Despite some high-profile incidents including missing passengers, outbreaks of sickness and equipment failures that left ships disabled at sea, figures voluntarily published by cruise lines suggest passengers are safer on a cruise than on land, on all areas of the ship. Most major cruise lines go to extraordinary lengths to follow security procedures and all are subject to stringent regulations to keep the cruise industry credible and safe. In most cases, passengers experience boarding procedures and security measures no more bothersome than those observed in US airports by TSA agents, while the level of onboard safety during the cruise is upheld.

Pre-cruise Procedures

Security checks begin the moment passengers receive a booking confirmation, since US authorities including the Department of Homeland Security and Immigration screen passengers that are on the cruise list. Cruise ships must present their complete passenger manifesto to a crew member at least 60 minutes before sailing, so passengers should arrive for check-in no later than 90 minutes before sailing with all documents in order, including a valid passport and boarding pass. Avoid delays; cruise lines recommend passengers submit the required details online at least three days before embarkation. Women less than 24 weeks pregnant typically are required to provide "fit for travel" notes from their physicians, while those in their third trimesters usually are not allowed to travel.

Boarding Measures

Arrive to the cruise port early.

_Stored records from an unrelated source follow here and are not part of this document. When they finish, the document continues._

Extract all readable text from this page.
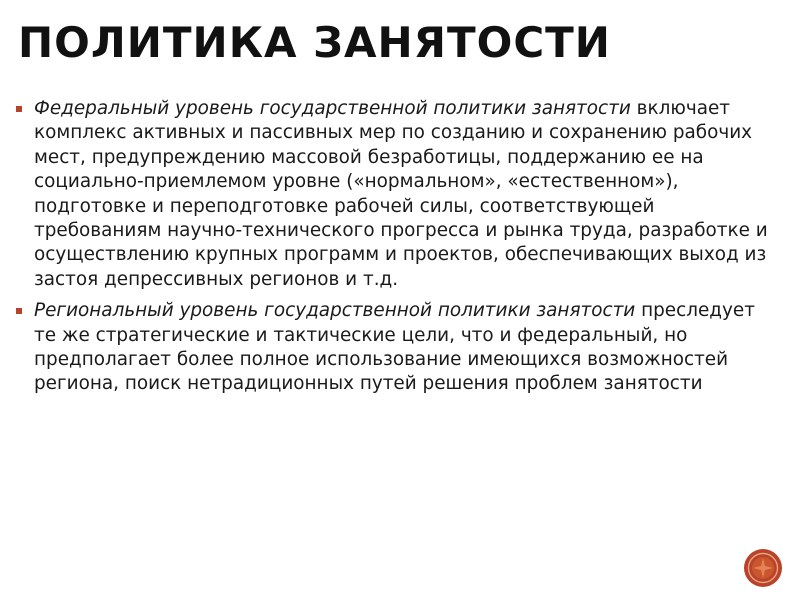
ПОЛИТИКА ЗАНЯТОСТИ
Федеральный уровень государственной политики занятости включает комплекс активных и пассивных мер по созданию и сохранению рабочих мест, предупреждению массовой безработицы, поддержанию ее на социально-приемлемом уровне («нормальном», «естественном»), подготовке и переподготовке рабочей силы, соответствующей требованиям научно-технического прогресса и рынка труда, разработке и осуществлению крупных программ и проектов, обеспечивающих выход из застоя депрессивных регионов и т.д.
Региональный уровень государственной политики занятости преследует те же стратегические и тактические цели, что и федеральный, но предполагает более полное использование имеющихся возможностей региона, поиск нетрадиционных путей решения проблем занятости
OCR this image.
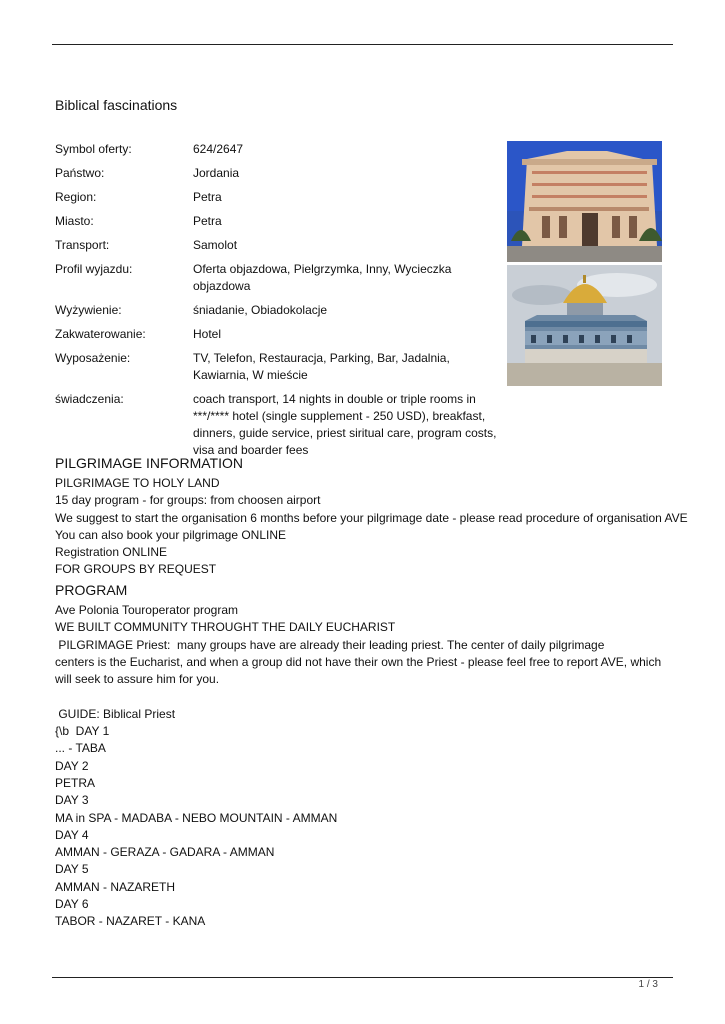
Biblical fascinations
Symbol oferty:	624/2647
Państwo:	Jordania
Region:	Petra
Miasto:	Petra
Transport:	Samolot
Profil wyjazdu:	Oferta objazdowa, Pielgrzymka, Inny, Wycieczka objazdowa
Wyżywienie:	śniadanie, Obiadokolacje
Zakwaterowanie:	Hotel
Wyposażenie:	TV, Telefon, Restauracja, Parking, Bar, Jadalnia, Kawiarnia, W mieście
świadczenia:	coach transport, 14 nights in double or triple rooms in ***/**** hotel (single supplement - 250 USD), breakfast, dinners, guide service, priest siritual care, program costs, visa and boarder fees
PILGRIMAGE INFORMATION
PILGRIMAGE TO HOLY LAND
15 day program - for groups: from choosen airport
We suggest to start the organisation 6 months before your pilgrimage date - please read procedure of organisation AVE
You can also book your pilgrimage ONLINE
Registration ONLINE
FOR GROUPS BY REQUEST
PROGRAM
Ave Polonia Touroperator program
WE BUILT COMMUNITY THROUGHT THE DAILY EUCHARIST
PILGRIMAGE Priest:  many groups have are already their leading priest. The center of daily pilgrimage
centers is the Eucharist, and when a group did not have their own the Priest - please feel free to report AVE, which
will seek to assure him for you.

GUIDE: Biblical Priest
{\b  DAY 1
... - TABA
DAY 2
PETRA
DAY 3
MA in SPA - MADABA - NEBO MOUNTAIN - AMMAN
DAY 4
AMMAN - GERAZA - GADARA - AMMAN
DAY 5
AMMAN - NAZARETH
DAY 6
TABOR - NAZARET - KANA
1 / 3
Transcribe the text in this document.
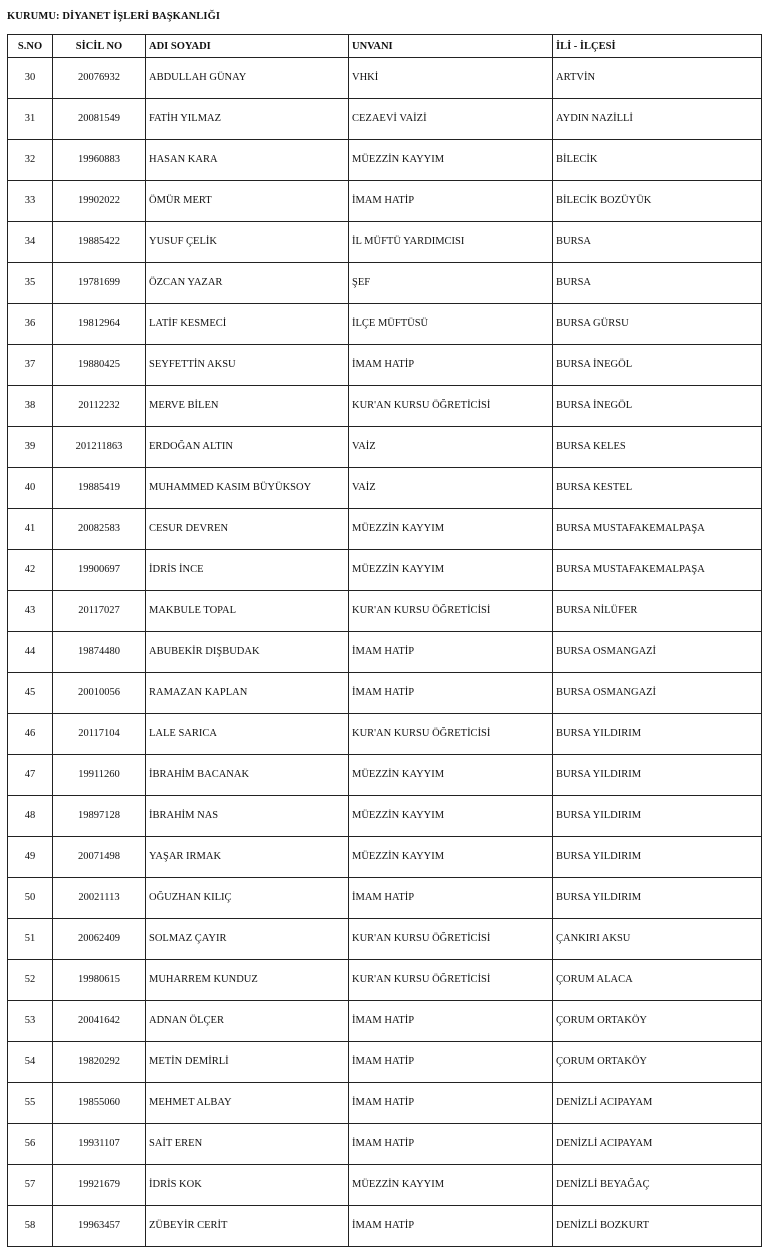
KURUMU: DİYANET İŞLERİ BAŞKANLIĞI
S.NO	SİCİL NO	ADI SOYADI	UNVANI	İLİ - İLÇESİ
30	20076932	ABDULLAH GÜNAY	VHKİ	ARTVİN
31	20081549	FATİH YILMAZ	CEZAEVİ VAİZİ	AYDIN NAZİLLİ
32	19960883	HASAN KARA	MÜEZZİN KAYYIM	BİLECİK
33	19902022	ÖMÜR MERT	İMAM HATİP	BİLECİK BOZÜYÜK
34	19885422	YUSUF ÇELİK	İL MÜFTÜ YARDIMCISI	BURSA
35	19781699	ÖZCAN YAZAR	ŞEF	BURSA
36	19812964	LATİF KESMECİ	İLÇE MÜFTÜSÜ	BURSA GÜRSU
37	19880425	SEYFETTİN AKSU	İMAM HATİP	BURSA İNEGÖL
38	20112232	MERVE BİLEN	KUR'AN KURSU ÖĞRETİCİSİ	BURSA İNEGÖL
39	201211863	ERDOĞAN ALTIN	VAİZ	BURSA KELES
40	19885419	MUHAMMED KASIM BÜYÜKSOY	VAİZ	BURSA KESTEL
41	20082583	CESUR DEVREN	MÜEZZİN KAYYIM	BURSA MUSTAFAKEMALPAŞA
42	19900697	İDRİS İNCE	MÜEZZİN KAYYIM	BURSA MUSTAFAKEMALPAŞA
43	20117027	MAKBULE TOPAL	KUR'AN KURSU ÖĞRETİCİSİ	BURSA NİLÜFER
44	19874480	ABUBEKİR DIŞBUDAK	İMAM HATİP	BURSA OSMANGAZİ
45	20010056	RAMAZAN KAPLAN	İMAM HATİP	BURSA OSMANGAZİ
46	20117104	LALE SARICA	KUR'AN KURSU ÖĞRETİCİSİ	BURSA YILDIRIM
47	19911260	İBRAHİM BACANAK	MÜEZZİN KAYYIM	BURSA YILDIRIM
48	19897128	İBRAHİM NAS	MÜEZZİN KAYYIM	BURSA YILDIRIM
49	20071498	YAŞAR IRMAK	MÜEZZİN KAYYIM	BURSA YILDIRIM
50	20021113	OĞUZHAN KILIÇ	İMAM HATİP	BURSA YILDIRIM
51	20062409	SOLMAZ ÇAYIR	KUR'AN KURSU ÖĞRETİCİSİ	ÇANKIRI AKSU
52	19980615	MUHARREM KUNDUZ	KUR'AN KURSU ÖĞRETİCİSİ	ÇORUM ALACA
53	20041642	ADNAN ÖLÇER	İMAM HATİP	ÇORUM ORTAKÖY
54	19820292	METİN DEMİRLİ	İMAM HATİP	ÇORUM ORTAKÖY
55	19855060	MEHMET ALBAY	İMAM HATİP	DENİZLİ ACIPAYAM
56	19931107	SAİT EREN	İMAM HATİP	DENİZLİ ACIPAYAM
57	19921679	İDRİS KOK	MÜEZZİN KAYYIM	DENİZLİ BEYAĞAÇ
58	19963457	ZÜBEYİR CERİT	İMAM HATİP	DENİZLİ BOZKURT
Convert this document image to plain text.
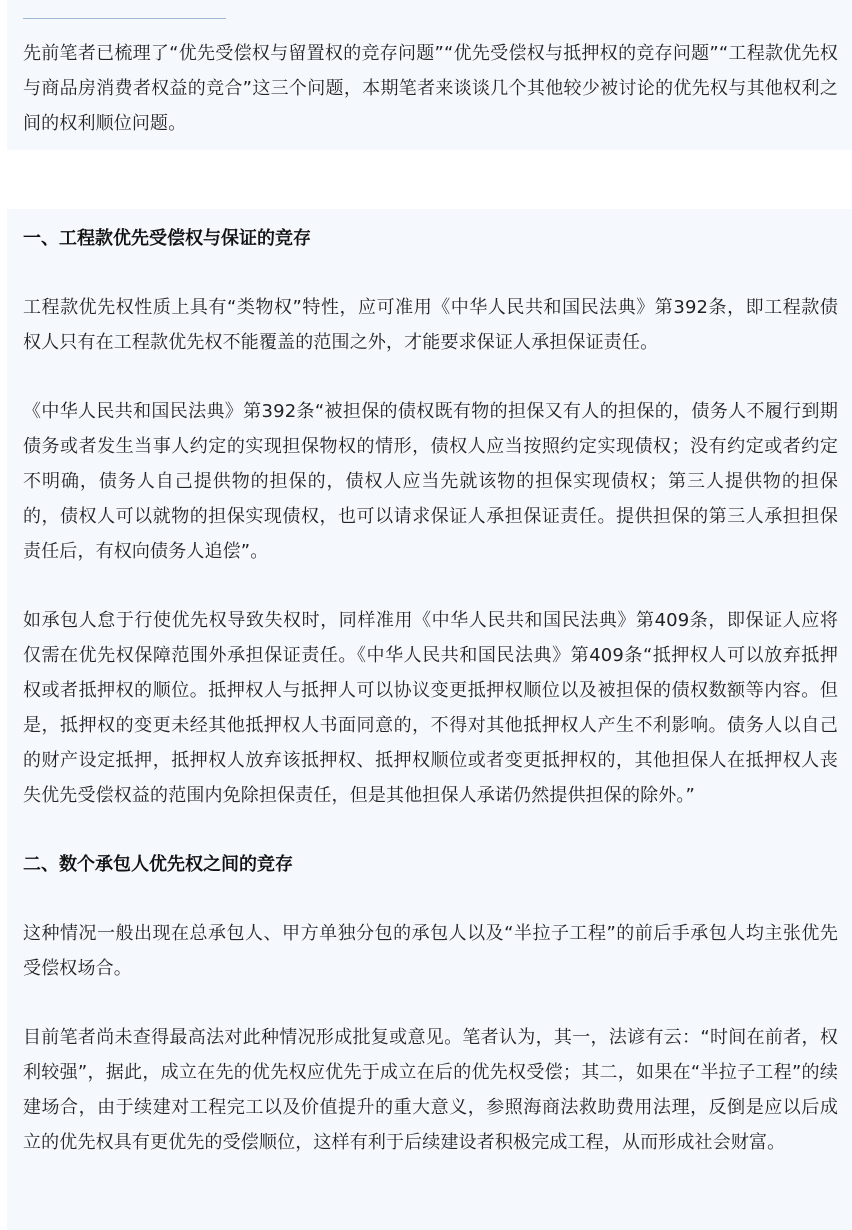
先前笔者已梳理了“优先受偿权与留置权的竞存问题”“优先受偿权与抵押权的竞存问题”“工程款优先权与商品房消费者权益的竞合”这三个问题，本期笔者来谈谈几个其他较少被讨论的优先权与其他权利之间的权利顺位问题。

一、工程款优先受偿权与保证的竞存

工程款优先权性质上具有“类物权”特性，应可准用《中华人民共和国民法典》第392条，即工程款债权人只有在工程款优先权不能覆盖的范围之外，才能要求保证人承担保证责任。

《中华人民共和国民法典》第392条“被担保的债权既有物的担保又有人的担保的，债务人不履行到期债务或者发生当事人约定的实现担保物权的情形，债权人应当按照约定实现债权；没有约定或者约定不明确，债务人自己提供物的担保的，债权人应当先就该物的担保实现债权；第三人提供物的担保的，债权人可以就物的担保实现债权，也可以请求保证人承担保证责任。提供担保的第三人承担担保责任后，有权向债务人追偿”。

如承包人怠于行使优先权导致失权时，同样准用《中华人民共和国民法典》第409条，即保证人应将仅需在优先权保障范围外承担保证责任。《中华人民共和国民法典》第409条“抵押权人可以放弃抵押权或者抵押权的顺位。抵押权人与抵押人可以协议变更抵押权顺位以及被担保的债权数额等内容。但是，抵押权的变更未经其他抵押权人书面同意的，不得对其他抵押权人产生不利影响。债务人以自己的财产设定抵押，抵押权人放弃该抵押权、抵押权顺位或者变更抵押权的，其他担保人在抵押权人丧失优先受偿权益的范围内免除担保责任，但是其他担保人承诺仍然提供担保的除外。”

二、数个承包人优先权之间的竞存

这种情况一般出现在总承包人、甲方单独分包的承包人以及“半拉子工程”的前后手承包人均主张优先受偿权场合。

目前笔者尚未查得最高法对此种情况形成批复或意见。笔者认为，其一，法谚有云：“时间在前者，权利较强”，据此，成立在先的优先权应优先于成立在后的优先权受偿；其二，如果在“半拉子工程”的续建场合，由于续建对工程完工以及价值提升的重大意义，参照海商法救助费用法理，反倒是应以后成立的优先权具有更优先的受偿顺位，这样有利于后续建设者积极完成工程，从而形成社会财富。
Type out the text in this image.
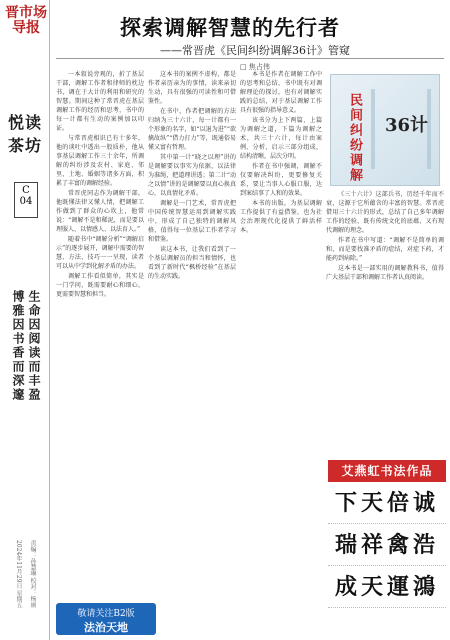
晋市场导报
悦读茶坊
C
04
生命因阅读而丰盈
博雅因书香而深邃
2024年11月29日 星期五 责编：孙慧琳 校对：杨丽
探索调解智慧的先行者
——常晋虎《民间纠纷调解36计》管窥
□ 焦占伟

一本叙说旁观的，折了基层干部，调解工作者和律师的枕边书，调在于大计的利用和研究的智慧。期间这种了常晋虎在基层调解工作的经历和思考，书中的每一计都有生动的案例加以印证。

与常晋虎相识已有十多年，他的谈吐中透出一股质朴，他从事基层调解工作三十余年，所调解的纠纷涉及农村、家庭、邻里、土地、婚姻等诸多方面，积累了丰富的调解经验。

常晋虎同志作为调解干部，他既懂法律又懂人情，把调解工作做到了群众的心坎上，他常说：“调解不是和稀泥，而是要以理服人、以情感人、以法育人。”

随着书中“调解分析”“调解启示”的逐步展开，调解中需要的智慧、方法、技巧一一呈现，读者可以从中学到化解矛盾的办法。

调解工作看似简单，其实是一门学问，既需要耐心和细心，更需要智慧和担当。

这本书的案例不虚构，都是作者亲历亲为的事情，读来亲切生动，具有很强的可读性和可借鉴性。

在书中，作者把调解的方法归纳为三十六计，每一计都有一个形象的名字，如“以退为进”“欲擒故纵”“借力打力”等，既通俗易懂又富有哲理。

其中第一计“晓之以理”讲的是调解要以事实为依据，以法律为准绳，把道理讲透；第二计“动之以情”讲的是调解要以真心换真心，以真情化矛盾。

调解是一门艺术，常晋虎把中国传统智慧运用到调解实践中，形成了自己独特的调解风格，值得每一位基层工作者学习和借鉴。

读这本书，让我们看到了一个基层调解员的担当和情怀，也看到了新时代“枫桥经验”在基层的生动实践。

本书是作者在调解工作中的思考和总结，书中既有对调解理论的探讨，也有对调解实践的总结，对于基层调解工作具有很强的指导意义。

该书分为上下两篇，上篇为调解之道，下篇为调解之术，共三十六计，每计由案例、分析、启示三部分组成，结构清晰，层次分明。

作者在书中强调，调解不仅要解决纠纷，更要修复关系，要让当事人心服口服，达到案结事了人和的效果。

本书的出版，为基层调解工作提供了有益借鉴，也为社会治理现代化提供了鲜活样本。

民间纠纷调解 36计

《三十六计》这部兵书，历经千年而不衰，这源于它所蕴含的丰富的智慧。常晋虎借用三十六计的形式，总结了自己多年调解工作的经验，既有传统文化的底蕴，又有现代调解的理念。

作者在书中写道：“调解不是简单的调和，而是要找准矛盾的症结，对症下药，才能药到病除。”

这本书是一部实用的调解教科书，值得广大基层干部和调解工作者认真阅读。

艾燕虹书法作品
下天倍诚
瑞祥禽浩
成天運鴻
敬请关注B2版
法治天地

At the Port Authority Security in the cruise terminal, passengers pass a security checkpoint where all carry-on luggage goes through X-rays and other baggage is checked in. All checked bags on cruise ships are scanned by security personnel for security screening. Passengers must pass through an airport-style metal detector but do not have to remove shoes; they will have a digital photo taken. Most cruise lines employ former police or military personnel as security guards to process boarding checks, and scent dogs may be present to check for drugs, which are among many prohibited items on board. Any sealed alcohol usually is confiscated by cruise ship security and returned at the end of the cruise, both at home port and ports of call during the journey.

Preparing to Sail

The International Convention of Safety of Life at Sea (SOLAS) requires all ships hold a muster drill within 24 hours of embarkation, but most cruise lines hold the safety drill at the earliest possible opportunity. Passengers are not required to wear life vests for the exercise but must familiarize themselves with the muster station for their particular level in case of emergency. Each cruise ship cabin has a map outlining the route to the nearest muster station on the cabin door, and the in-cabin TV also has a safety video explaining the procedures to follow in case of emergency.

During the Cruise

The Staff Captain oversees security operations on board, supervising a team of highly trained and vetted security officers responsible for ensuring safety. Closed-circuit television and video surveillance in public areas provides a level of security on a par with that found in most major cities. Nevertheless, assaults and incidents do happen, but statistically less frequently than on land. The Cruise Vessels Security and Safety Act requires all US vessels to report crimes and missing persons immediately to law enforcement and to collect evidence according to strict procedures. Also, lines such as Carnival and Royal Caribbean publish a voluntary report quarterly of alleged crimes committed on board. Upon disembarking, all luggage and persons go through another round of security.